Military helicopters are airlifting the vaccine to the affected region, but carrying out the inoculations won't be easy. The radical Islamist group Boko Haram controls or threatens much of the area.

The group has been known to kill health workers carrying out the vaccinations. But the militant group has lost territory in recent months, and the government is determined to push ahead with the vaccination effort.

The Nigerian government has "moved into emergency outbreak response mode," UNICEF spokesperson Priyanka Khanna said in a statement.

"Planning for a large-scale campaign is in place," Khanna said. "The first campaign will start on August 27, targeting 1.3 million children. Subsequently two further rounds will be conducted, at two-to-three week intervals, reaching four-to-five million children."

The latest cases are a major setback for Nigeria, which was on track to be certified free of the illness in 2017. The World Health Organization (WHO) removed Nigeria from its polio-endemic List in 2015, meaning that all of Arica was free of the disease. The only two other countries that remain on the list are Pakistan and Afghanistan.

Aid convoy attacked

But even with the support of the WHO and the US Centers for Disease Control, Nigeria faces considerable obstacles in an area where the UN suspended aid last month after a military-escorted humanitarian convoy was attacked.

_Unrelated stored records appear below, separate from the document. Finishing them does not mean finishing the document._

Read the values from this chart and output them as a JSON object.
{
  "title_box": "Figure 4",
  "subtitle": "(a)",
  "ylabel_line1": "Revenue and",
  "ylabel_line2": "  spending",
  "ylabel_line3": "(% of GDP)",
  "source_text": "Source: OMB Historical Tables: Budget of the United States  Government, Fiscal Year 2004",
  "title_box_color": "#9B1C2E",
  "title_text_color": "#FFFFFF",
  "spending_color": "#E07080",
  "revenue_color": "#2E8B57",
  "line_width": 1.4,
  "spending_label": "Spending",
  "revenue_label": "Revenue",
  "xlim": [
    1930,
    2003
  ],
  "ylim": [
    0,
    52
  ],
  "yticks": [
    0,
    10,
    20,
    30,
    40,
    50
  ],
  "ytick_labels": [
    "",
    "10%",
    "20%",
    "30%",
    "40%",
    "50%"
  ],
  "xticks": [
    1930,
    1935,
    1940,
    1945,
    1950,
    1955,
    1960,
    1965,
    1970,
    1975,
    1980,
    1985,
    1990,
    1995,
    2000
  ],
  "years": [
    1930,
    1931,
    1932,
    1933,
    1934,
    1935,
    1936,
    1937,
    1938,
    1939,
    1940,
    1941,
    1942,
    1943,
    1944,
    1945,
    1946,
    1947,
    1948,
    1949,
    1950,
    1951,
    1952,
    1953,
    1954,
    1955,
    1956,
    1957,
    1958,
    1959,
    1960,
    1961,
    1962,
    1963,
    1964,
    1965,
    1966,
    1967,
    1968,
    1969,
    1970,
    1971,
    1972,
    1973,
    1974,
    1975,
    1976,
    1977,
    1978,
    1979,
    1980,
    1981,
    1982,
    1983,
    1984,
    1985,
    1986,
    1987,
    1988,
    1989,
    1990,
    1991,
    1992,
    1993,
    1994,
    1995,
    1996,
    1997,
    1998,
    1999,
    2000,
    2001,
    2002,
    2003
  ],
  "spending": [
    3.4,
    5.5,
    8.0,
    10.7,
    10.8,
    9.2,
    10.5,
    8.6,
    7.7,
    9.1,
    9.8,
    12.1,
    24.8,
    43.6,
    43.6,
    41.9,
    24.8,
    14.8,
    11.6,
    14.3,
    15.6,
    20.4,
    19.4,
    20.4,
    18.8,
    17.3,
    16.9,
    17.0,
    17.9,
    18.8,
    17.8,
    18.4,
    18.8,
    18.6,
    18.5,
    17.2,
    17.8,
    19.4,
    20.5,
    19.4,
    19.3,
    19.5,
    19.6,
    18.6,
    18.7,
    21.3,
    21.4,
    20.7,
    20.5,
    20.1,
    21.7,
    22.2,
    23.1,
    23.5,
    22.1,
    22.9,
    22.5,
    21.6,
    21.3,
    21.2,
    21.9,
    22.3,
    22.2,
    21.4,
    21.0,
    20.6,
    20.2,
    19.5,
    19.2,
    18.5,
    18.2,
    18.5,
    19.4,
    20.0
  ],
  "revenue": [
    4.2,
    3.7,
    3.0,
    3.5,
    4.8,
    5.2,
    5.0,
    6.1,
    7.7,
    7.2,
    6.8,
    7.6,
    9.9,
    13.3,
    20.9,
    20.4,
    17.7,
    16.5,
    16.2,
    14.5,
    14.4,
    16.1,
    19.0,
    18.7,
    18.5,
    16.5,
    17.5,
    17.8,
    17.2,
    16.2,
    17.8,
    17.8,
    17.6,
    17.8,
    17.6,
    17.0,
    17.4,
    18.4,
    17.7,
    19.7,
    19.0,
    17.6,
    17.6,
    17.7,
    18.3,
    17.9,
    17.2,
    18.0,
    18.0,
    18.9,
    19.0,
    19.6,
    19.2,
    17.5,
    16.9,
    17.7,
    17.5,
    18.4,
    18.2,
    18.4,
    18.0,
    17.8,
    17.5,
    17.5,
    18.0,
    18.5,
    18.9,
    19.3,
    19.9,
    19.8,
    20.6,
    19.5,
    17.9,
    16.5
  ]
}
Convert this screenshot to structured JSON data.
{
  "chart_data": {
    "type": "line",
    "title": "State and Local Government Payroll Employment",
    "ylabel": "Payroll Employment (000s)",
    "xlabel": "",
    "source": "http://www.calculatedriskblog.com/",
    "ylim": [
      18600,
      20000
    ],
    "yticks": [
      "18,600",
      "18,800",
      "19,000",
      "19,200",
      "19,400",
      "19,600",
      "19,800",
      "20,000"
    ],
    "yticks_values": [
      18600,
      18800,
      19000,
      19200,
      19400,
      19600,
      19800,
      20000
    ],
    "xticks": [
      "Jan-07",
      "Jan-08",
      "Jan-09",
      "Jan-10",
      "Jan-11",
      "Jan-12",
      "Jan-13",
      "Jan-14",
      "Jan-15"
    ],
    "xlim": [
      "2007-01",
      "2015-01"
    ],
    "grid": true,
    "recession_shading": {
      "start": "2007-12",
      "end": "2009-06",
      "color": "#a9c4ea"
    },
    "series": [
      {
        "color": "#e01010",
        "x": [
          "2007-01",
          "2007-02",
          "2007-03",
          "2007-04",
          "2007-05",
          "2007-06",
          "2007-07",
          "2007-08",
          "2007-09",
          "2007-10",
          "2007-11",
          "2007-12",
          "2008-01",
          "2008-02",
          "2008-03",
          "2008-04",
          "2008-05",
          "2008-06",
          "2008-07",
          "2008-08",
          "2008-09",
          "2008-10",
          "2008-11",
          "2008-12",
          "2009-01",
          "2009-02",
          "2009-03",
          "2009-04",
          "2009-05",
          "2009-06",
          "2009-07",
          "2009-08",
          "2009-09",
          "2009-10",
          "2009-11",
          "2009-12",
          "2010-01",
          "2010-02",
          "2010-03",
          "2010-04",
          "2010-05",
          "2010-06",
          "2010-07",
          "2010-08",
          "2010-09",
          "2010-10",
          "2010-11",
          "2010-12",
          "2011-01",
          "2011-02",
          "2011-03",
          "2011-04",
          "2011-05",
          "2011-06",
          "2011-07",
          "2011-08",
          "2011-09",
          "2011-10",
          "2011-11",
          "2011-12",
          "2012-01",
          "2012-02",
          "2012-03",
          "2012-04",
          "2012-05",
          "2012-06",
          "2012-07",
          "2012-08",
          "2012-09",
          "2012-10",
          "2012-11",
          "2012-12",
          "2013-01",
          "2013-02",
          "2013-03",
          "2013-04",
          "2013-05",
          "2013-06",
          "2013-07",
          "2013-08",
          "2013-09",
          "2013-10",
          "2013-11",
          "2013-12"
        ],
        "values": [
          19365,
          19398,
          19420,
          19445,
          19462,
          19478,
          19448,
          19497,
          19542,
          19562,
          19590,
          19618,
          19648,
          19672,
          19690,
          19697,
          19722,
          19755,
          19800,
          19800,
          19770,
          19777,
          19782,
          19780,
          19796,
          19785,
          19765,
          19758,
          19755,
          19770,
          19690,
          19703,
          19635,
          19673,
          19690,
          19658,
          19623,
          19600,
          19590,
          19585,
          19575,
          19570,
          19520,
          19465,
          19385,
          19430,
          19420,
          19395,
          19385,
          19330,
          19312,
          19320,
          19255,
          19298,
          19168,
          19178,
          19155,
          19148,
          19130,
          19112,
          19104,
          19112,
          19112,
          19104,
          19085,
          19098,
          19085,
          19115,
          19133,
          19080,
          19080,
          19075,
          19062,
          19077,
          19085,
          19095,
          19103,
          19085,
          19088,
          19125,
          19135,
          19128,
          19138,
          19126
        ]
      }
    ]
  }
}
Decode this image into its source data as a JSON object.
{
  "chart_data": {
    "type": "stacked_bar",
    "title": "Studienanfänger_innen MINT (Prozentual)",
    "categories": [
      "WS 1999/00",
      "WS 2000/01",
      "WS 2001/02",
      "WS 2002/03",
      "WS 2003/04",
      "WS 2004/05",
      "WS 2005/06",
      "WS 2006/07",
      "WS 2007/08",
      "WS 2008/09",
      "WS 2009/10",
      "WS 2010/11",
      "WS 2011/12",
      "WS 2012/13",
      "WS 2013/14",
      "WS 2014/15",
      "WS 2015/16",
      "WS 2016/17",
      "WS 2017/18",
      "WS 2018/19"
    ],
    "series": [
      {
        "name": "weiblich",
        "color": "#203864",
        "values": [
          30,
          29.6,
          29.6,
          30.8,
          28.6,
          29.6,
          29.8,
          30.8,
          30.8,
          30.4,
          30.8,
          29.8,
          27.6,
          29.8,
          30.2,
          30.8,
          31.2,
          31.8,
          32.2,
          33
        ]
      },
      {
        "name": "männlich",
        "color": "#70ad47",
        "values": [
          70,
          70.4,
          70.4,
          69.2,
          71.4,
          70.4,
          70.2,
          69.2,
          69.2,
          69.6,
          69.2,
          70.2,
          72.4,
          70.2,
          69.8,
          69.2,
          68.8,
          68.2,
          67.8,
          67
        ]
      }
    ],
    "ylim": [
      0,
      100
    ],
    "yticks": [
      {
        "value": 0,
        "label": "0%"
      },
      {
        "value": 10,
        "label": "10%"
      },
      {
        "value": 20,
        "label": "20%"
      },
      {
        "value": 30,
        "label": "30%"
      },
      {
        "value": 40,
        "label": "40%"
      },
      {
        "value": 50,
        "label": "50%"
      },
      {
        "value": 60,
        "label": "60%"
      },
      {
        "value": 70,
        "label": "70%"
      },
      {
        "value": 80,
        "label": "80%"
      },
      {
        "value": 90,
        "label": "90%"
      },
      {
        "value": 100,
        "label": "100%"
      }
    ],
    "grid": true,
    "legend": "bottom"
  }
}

A group of polio victims sit in their wheelchairs and talk

Polio atrophies the legs, leaving victims wheelchair bound

"Not all the areas that have been liberated by the military could be accessed by our health officials because of recent attacks in Jere and Gwoza local government areas carried out by Boko Haram," said Ibrahim Miringa, a Borno state health commissioner.

The new immunization plan calls for international organizations to support Nigerian health workers using "a hit-and-run strategy," according to the WHO director for polio eradication, Dr. Michael Zaffran.

After starting in Nigeria's Borno state, the large-scale vaccination drive will extend into nearby Benin, Chad, Central African Republic and Cameroon, Zaffran said.

The WHO said the new cases indicate the virus has circulated undetected in Borno state for the past five years.

Polio is an infectious viral disease that primarily affects children and can lead to permanent paralysis. There is no cure for the disease and it can only be prevented via immunization.